In March 2010, the Trust, headed by Louise Khurshid, had received a grant of Rs.71 lakh from the Congress-led UPA government to distribute wheelchairs, tricycles and hearing aids among physically challenged persons in 17 districts of Uttar Pradesh. Athar Farooqui is the secretary of Dr Zakir Hussain Memorial Trust.
However, an allegation of corruption and forgery surfaced against the office-bearers of the trust in 2012 when Salman Khurshid was a cabinet minister in the then UPA government. The Khurshid duo had rejected all the allegations.

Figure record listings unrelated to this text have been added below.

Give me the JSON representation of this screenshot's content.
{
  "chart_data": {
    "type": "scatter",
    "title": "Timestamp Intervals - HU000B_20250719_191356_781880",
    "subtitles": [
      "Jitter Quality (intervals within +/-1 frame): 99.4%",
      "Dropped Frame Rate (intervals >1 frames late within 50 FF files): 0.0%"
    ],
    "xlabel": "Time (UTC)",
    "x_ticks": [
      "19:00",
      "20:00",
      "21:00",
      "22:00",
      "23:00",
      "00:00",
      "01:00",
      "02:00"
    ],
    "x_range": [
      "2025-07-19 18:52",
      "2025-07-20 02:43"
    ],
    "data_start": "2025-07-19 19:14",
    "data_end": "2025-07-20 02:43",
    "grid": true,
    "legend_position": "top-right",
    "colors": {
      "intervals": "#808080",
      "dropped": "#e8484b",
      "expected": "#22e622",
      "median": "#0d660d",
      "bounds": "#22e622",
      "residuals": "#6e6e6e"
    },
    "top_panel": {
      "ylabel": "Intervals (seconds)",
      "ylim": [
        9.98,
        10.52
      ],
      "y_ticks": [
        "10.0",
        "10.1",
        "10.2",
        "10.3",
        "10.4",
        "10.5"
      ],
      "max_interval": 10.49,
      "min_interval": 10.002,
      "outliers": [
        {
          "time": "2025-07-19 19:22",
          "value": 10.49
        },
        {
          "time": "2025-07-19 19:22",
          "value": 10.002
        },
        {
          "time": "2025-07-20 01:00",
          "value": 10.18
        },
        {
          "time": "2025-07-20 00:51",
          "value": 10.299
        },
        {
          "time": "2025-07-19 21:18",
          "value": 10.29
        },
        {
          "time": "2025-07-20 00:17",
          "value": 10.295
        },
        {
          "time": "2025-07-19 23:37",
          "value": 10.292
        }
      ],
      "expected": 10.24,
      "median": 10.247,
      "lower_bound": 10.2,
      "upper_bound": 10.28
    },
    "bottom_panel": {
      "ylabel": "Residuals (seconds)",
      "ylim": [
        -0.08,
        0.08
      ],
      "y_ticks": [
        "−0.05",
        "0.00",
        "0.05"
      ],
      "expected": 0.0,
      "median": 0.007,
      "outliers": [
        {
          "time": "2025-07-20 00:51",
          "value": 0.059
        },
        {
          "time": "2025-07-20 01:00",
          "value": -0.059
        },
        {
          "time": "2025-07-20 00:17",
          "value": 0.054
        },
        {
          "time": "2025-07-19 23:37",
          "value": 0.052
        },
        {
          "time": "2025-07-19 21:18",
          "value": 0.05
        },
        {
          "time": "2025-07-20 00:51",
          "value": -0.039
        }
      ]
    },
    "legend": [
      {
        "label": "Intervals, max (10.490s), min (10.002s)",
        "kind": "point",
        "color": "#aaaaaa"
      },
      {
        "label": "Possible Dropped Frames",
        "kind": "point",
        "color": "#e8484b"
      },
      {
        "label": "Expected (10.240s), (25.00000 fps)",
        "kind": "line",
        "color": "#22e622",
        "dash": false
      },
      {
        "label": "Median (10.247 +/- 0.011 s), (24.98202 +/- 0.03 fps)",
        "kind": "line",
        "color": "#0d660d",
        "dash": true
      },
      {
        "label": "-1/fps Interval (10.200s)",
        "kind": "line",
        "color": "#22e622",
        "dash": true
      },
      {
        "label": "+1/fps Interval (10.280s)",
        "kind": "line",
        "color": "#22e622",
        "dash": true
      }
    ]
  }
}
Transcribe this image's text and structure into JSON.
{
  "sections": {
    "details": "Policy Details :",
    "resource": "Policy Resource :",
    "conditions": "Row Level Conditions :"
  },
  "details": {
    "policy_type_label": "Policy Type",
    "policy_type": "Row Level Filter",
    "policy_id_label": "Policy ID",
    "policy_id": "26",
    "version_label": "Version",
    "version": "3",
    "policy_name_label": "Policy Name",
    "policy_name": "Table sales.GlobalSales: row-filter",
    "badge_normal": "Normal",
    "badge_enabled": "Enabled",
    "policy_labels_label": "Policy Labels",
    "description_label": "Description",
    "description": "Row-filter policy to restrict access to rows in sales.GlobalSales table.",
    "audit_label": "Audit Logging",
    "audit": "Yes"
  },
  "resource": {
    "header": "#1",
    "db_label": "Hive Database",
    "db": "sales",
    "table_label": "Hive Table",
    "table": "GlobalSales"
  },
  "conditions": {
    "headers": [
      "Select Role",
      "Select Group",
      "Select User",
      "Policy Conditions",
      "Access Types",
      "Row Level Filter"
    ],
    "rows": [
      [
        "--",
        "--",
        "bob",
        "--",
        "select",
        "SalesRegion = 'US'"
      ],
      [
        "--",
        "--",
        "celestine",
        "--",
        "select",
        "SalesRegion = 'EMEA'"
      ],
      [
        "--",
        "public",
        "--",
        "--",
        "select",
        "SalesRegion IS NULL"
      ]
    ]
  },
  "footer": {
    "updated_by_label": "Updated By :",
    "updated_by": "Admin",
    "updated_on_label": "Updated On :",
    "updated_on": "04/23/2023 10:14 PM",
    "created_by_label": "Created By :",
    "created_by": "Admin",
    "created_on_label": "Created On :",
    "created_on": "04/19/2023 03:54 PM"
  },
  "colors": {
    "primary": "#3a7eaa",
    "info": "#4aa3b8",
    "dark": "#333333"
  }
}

In 2017, the Economic Offences Wing initiated an investigation, and an FIR was registered against Louise Khurshid and Athar Farooqui in the Kayamganj police station in Farukkhabad.
Trust faked signatures and seals to obtain grants, alleges charge sheet
The charge sheet in the case was filed on December 30, 2019. In the charge sheet, it was alleged that the accused had forged the signatures and seals of senior officials of Uttar Pradesh to receive grants from the Union government for the welfare of the disabled.
The trust had claimed that it had organised camps for differently-abled children across over a dozen districts – Etah, Etawah, Farrukhabad, Kasganj, Mainpuri, Aligarh, Shahjahanpur, Meerut, Bareilly, Moradabad, Gautam Buddh Nagar, Rampur, Sant Kabir Nagar and Allahabad to distribute equipment for the disabled persons.
It was claimed that the equipment was distributed among disabled children under the leadership of Louise Khurshid in May 2010. Later, it was revealed that no such camps were held, rather the camps for the disabled existed only on paper.